I was in investment banking from 1977 through 1987 and Prechter was everywhere. His newsletter was the equivalent of "required reading". He was quoted extensively. He could-and did-move markets.
He achieved his status through dogged, unabashed bullishness in the very early 80's and burnished his reputation further by correctly calling the top of the market cycle in mid 1986. That's when the Midas touch deserted him-he hasn't been close to a correct call on the market since, having converted to a "doom and gloom" analyst and being a dogged bear throughout the 1990's. His last book predicted this bear market-a bit early.
Well, way early. At the Crest of the Tidal Wave: A Forecast for the Great Bear Market was written in 1995. He missed the mark by 7 years and a few trillion in market value but hey, whose counting?
Apparently not the people buying Conquer the Crash: You Can Survive and Prosper in a Deflationary Depression, Prechter's attempt to exploit his bearish credentials of the past decade and a half to reestablish his status as market guru extraordinaire (Ms. Cohen, having blown several major calls lately, has left the title open for the moment for the taking).

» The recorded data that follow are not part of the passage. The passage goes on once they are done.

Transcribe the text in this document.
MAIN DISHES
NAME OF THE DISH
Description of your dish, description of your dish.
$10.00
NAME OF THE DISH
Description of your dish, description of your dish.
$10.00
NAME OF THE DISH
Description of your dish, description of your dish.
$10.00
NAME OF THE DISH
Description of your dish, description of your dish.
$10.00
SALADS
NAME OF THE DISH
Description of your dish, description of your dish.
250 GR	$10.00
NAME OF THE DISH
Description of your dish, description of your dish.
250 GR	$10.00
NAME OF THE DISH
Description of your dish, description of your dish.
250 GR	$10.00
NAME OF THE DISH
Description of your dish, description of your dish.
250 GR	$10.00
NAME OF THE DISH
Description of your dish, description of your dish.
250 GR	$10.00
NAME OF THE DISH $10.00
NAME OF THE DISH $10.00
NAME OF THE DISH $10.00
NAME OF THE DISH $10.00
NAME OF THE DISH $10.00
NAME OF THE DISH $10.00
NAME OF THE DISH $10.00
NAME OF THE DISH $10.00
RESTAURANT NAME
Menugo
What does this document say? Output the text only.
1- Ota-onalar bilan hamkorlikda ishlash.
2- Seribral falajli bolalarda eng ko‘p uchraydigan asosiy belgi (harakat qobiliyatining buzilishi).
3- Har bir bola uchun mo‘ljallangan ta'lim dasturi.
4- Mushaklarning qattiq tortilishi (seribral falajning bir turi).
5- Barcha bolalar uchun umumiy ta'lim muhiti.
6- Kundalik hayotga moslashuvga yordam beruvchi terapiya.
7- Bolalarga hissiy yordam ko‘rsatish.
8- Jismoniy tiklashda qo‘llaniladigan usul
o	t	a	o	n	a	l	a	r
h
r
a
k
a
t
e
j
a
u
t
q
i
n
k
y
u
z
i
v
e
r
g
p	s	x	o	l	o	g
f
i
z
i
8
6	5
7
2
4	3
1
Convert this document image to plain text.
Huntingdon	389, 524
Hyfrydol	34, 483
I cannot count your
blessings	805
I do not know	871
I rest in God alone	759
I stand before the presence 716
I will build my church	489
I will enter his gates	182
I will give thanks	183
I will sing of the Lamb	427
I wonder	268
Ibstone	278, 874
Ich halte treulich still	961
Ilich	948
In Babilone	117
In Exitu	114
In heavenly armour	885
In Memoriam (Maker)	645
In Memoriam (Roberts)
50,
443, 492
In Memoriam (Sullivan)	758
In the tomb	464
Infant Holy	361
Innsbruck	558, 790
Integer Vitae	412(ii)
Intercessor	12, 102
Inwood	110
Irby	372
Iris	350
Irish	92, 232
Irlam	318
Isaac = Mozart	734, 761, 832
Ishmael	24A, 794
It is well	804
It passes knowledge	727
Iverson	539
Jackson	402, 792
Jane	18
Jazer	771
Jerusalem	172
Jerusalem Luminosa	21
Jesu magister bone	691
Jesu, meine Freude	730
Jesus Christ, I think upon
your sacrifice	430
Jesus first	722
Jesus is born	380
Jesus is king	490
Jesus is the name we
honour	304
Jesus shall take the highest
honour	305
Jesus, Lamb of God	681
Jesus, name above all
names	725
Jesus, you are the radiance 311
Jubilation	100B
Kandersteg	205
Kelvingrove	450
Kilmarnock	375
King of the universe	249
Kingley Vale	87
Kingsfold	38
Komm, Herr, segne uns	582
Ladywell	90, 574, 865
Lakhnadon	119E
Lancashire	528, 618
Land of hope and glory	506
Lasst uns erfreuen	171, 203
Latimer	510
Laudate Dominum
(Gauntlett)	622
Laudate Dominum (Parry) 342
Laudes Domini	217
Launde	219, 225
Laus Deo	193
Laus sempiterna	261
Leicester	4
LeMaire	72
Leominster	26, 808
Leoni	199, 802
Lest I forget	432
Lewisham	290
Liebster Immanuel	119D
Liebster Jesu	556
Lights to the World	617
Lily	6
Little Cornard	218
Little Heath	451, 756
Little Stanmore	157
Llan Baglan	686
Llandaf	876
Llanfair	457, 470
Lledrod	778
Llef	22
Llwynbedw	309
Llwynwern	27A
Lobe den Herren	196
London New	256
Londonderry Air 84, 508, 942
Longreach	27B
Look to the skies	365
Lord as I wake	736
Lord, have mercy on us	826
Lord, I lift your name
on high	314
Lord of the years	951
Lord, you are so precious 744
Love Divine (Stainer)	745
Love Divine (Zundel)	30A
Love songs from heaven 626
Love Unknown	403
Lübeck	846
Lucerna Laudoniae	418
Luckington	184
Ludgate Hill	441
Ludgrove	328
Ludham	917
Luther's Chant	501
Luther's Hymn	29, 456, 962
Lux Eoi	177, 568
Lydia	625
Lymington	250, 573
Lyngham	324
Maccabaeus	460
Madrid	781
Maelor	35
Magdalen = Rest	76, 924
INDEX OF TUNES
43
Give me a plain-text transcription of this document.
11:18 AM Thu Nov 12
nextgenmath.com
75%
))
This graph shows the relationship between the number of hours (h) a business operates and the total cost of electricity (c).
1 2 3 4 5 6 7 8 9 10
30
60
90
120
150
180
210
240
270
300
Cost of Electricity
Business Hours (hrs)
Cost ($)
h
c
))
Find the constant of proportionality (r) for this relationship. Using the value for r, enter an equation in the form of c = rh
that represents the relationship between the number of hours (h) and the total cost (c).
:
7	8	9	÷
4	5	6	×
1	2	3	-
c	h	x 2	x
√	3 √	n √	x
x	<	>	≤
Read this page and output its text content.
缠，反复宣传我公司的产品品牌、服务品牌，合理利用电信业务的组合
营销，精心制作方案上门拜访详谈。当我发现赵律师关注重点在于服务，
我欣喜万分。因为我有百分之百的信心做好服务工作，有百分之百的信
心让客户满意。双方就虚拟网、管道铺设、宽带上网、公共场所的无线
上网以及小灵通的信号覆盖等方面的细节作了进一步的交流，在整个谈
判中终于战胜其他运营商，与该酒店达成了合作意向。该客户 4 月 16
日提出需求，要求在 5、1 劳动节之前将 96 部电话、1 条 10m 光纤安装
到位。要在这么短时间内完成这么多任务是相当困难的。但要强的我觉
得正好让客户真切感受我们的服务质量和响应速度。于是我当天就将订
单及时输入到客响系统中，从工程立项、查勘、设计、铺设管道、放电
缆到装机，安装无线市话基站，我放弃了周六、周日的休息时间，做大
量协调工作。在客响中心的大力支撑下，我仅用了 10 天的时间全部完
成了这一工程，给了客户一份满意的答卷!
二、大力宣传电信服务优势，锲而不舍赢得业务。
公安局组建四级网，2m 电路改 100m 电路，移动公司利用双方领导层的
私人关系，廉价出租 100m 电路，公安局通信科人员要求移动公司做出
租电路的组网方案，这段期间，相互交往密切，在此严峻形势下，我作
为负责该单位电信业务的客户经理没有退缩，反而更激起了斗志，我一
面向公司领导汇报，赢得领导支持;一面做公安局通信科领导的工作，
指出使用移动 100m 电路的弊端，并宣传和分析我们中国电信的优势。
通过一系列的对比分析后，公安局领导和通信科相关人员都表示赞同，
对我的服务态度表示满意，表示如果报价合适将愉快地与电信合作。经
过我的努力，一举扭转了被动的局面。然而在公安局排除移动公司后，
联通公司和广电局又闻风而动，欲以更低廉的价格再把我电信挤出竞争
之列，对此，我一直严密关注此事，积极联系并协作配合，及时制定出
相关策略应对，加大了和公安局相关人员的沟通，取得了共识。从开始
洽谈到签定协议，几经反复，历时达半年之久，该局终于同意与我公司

So, is Prechter back? Is this the book that will keep you in the lead financially and save your fiscal bacon?
Probably not.
First of all, the likelihood we are entering a "depression" is highly doubtful. The unemployment rate-normally the preeminent statistic for judging downturns and depressions-has averaged about 5.5% during the recession we now "enjoy" By way of perspective, in the 1980's 5% unemployment was considered "full" employment.